Em coletiva de imprensa, representantes do governo brasileiro detalharam os resultados alcançados. O embaixador André Corrêa do Lago ressaltou que a conferência se iniciou com intensas negociações e maior autonomia para os codiretores. O pacote de adaptação, considerado um dos mais complexos, foi concluído com 59 indicadores, partindo de uma base inicial de mais de 100. As discussões sobre as métricas devem continuar em junho, durante a Conferência Climática em Bonn, Alemanha.

No âmbito do debate energético, Corrêa do Lago mencionou que a presidência brasileira buscará promover o debate e reunir informações sobre ações que possibilitem aos países se distanciarem dos combustíveis fósseis.

A secretária-executiva Ana Toni enfatizou que a COP30 alcançou consensos em temas complexos e avançou para uma agenda de implementação, sem que nenhum país abandonasse o Acordo de Paris. Ela destacou a apresentação de 120 planos de aceleração em combustíveis comerciais, carbono e indústria verde, além da aprovação de 29 documentos. Toni apontou ainda a inclusão de mulheres e meninas afrodescendentes na agenda climática e o fortalecimento da agenda oceânica.

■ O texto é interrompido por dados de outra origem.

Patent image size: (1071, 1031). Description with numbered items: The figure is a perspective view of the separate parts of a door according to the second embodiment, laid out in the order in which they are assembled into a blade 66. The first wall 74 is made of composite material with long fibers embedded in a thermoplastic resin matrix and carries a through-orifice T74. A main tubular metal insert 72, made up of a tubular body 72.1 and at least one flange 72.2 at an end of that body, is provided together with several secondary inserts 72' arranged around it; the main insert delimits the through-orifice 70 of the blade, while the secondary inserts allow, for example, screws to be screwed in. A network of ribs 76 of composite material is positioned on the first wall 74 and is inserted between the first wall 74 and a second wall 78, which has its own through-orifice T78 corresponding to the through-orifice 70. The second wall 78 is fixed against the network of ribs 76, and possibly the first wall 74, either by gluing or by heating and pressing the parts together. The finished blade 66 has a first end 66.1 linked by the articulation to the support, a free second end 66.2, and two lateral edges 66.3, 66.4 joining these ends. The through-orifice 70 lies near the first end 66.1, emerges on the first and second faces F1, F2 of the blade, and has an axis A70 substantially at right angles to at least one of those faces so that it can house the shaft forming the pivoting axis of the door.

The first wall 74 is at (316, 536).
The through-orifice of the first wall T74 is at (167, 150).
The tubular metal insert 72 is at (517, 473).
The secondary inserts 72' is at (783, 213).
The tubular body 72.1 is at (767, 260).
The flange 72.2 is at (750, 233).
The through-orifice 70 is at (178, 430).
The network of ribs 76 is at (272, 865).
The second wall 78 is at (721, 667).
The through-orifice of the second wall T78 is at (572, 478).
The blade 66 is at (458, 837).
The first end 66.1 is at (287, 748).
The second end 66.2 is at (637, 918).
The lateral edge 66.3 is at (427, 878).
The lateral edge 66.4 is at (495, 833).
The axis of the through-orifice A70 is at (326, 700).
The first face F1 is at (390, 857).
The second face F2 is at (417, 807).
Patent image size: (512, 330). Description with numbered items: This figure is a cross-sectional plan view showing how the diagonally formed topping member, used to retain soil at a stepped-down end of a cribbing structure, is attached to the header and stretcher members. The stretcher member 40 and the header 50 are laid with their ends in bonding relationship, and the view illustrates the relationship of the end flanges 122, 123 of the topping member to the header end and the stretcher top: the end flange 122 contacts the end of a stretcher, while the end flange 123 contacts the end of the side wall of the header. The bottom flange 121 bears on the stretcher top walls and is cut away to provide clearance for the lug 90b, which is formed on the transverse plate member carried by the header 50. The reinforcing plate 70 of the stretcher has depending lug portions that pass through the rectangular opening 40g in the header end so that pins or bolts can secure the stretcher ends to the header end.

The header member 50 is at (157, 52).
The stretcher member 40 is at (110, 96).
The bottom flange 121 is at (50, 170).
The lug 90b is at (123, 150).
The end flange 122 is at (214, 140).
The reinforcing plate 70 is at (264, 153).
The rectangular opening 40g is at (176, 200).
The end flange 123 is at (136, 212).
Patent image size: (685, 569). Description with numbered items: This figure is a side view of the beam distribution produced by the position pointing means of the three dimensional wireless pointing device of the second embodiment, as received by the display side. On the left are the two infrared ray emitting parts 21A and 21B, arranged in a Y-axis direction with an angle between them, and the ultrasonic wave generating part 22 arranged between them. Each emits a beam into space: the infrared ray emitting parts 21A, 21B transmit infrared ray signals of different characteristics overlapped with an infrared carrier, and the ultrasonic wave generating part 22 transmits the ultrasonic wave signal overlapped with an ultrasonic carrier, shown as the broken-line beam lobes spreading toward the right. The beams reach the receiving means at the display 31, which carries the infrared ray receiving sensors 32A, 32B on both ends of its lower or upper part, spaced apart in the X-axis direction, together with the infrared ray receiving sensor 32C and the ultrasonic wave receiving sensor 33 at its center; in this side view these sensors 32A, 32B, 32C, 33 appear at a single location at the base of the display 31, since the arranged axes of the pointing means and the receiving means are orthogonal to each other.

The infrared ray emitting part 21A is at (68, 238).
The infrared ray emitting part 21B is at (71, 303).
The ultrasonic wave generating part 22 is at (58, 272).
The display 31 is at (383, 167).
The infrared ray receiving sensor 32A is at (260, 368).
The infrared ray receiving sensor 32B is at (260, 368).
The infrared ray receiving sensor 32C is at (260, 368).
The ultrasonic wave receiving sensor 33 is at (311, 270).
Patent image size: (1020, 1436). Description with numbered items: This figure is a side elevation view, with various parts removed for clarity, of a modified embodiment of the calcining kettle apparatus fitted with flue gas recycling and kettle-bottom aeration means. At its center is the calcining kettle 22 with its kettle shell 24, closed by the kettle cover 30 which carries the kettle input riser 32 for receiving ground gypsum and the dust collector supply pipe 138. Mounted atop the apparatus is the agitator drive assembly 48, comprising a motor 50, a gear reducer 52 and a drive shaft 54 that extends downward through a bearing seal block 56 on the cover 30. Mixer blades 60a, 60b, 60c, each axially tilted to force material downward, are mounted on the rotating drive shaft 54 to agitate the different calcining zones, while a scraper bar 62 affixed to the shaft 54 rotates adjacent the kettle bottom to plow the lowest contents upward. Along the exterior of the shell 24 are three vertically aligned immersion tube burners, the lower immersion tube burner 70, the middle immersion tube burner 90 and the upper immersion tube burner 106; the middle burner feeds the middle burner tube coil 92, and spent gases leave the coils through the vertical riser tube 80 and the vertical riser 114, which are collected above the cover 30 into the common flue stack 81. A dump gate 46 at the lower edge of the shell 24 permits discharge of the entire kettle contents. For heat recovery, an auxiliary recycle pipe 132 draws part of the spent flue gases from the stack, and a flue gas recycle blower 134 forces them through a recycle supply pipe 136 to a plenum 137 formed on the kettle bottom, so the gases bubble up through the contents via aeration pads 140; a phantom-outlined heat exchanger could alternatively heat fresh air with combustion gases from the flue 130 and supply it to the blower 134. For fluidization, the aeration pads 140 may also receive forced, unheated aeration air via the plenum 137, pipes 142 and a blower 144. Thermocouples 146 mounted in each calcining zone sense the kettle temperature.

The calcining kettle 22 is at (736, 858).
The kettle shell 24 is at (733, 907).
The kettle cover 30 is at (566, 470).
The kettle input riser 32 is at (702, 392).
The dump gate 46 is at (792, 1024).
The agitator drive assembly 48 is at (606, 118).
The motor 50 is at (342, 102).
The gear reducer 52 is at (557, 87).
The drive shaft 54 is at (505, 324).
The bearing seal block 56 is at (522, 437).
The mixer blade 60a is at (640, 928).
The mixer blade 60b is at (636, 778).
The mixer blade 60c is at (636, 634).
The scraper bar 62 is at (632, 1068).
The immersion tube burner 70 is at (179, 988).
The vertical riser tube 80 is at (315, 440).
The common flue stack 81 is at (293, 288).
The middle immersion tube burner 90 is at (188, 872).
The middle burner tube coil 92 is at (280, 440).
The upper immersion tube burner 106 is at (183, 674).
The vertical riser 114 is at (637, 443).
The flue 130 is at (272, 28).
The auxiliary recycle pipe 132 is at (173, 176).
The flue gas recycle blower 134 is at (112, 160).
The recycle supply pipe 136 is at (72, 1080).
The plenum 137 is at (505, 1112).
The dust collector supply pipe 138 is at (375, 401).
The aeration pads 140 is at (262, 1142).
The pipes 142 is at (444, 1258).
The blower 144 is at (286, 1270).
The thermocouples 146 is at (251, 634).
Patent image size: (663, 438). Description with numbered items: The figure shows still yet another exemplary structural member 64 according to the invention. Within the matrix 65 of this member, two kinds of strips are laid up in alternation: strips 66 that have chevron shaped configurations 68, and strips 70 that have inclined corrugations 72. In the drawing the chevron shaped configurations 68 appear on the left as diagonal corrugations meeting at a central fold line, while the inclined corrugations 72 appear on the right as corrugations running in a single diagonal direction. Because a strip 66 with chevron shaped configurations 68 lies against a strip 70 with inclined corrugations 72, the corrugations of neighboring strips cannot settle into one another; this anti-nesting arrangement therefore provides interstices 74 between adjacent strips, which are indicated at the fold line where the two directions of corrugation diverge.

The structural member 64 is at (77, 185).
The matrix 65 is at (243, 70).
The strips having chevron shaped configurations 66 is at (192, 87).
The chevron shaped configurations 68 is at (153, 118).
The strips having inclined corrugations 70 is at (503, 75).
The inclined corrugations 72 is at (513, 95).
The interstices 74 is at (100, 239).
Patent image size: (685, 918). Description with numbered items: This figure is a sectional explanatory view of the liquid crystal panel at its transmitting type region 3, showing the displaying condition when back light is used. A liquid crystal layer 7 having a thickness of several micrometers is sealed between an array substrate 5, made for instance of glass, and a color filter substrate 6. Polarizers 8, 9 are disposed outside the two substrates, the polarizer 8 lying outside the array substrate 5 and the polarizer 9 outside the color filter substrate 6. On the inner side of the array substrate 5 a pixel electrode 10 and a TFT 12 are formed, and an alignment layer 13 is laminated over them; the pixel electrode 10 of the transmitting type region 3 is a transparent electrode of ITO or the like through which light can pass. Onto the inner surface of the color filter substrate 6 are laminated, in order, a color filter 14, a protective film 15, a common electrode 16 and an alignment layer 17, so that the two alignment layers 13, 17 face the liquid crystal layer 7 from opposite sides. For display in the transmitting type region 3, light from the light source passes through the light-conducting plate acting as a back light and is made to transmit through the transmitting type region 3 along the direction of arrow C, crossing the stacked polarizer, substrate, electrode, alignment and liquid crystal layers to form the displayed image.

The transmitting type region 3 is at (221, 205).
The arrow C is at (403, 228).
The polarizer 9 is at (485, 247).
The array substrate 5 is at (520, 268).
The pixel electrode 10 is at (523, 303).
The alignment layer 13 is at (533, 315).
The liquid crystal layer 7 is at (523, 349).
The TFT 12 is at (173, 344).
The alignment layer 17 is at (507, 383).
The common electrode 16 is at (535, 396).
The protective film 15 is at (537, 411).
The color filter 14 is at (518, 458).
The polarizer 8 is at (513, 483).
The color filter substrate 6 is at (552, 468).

A negociadora-chefe Lilian Chagas ressaltou a união de forças entre os países vulneráveis, afirmando que os indicadores aprovados servirão como guia para medir o progresso e orientar as políticas. Ela anunciou o fortalecimento do Acelerador Global de Ação Climática, um espaço permanente para impulsionar medidas concretas. Outro avanço mencionado foi a criação de um fórum internacional para tratar da relação entre comércio e clima.

A ministra Marina Silva ressaltou que o posicionamento público do presidente impulsionou a agenda de mitigação, permitindo integrá-la à adaptação. Ela enfatizou a necessidade de criar condições para que países em desenvolvimento ou dependentes do petróleo construam suas bases para sair da dependência de combustíveis fósseis. A ministra também mencionou a transição para o fim do desmatamento, meta que o Brasil já possui.

Ao ser questionada sobre o legado da COP30, Marina Silva afirmou que a conferência ampliou a compreensão pública sobre as mudanças climáticas, além de valorizar o conhecimento e a experiência das populações amazônicas.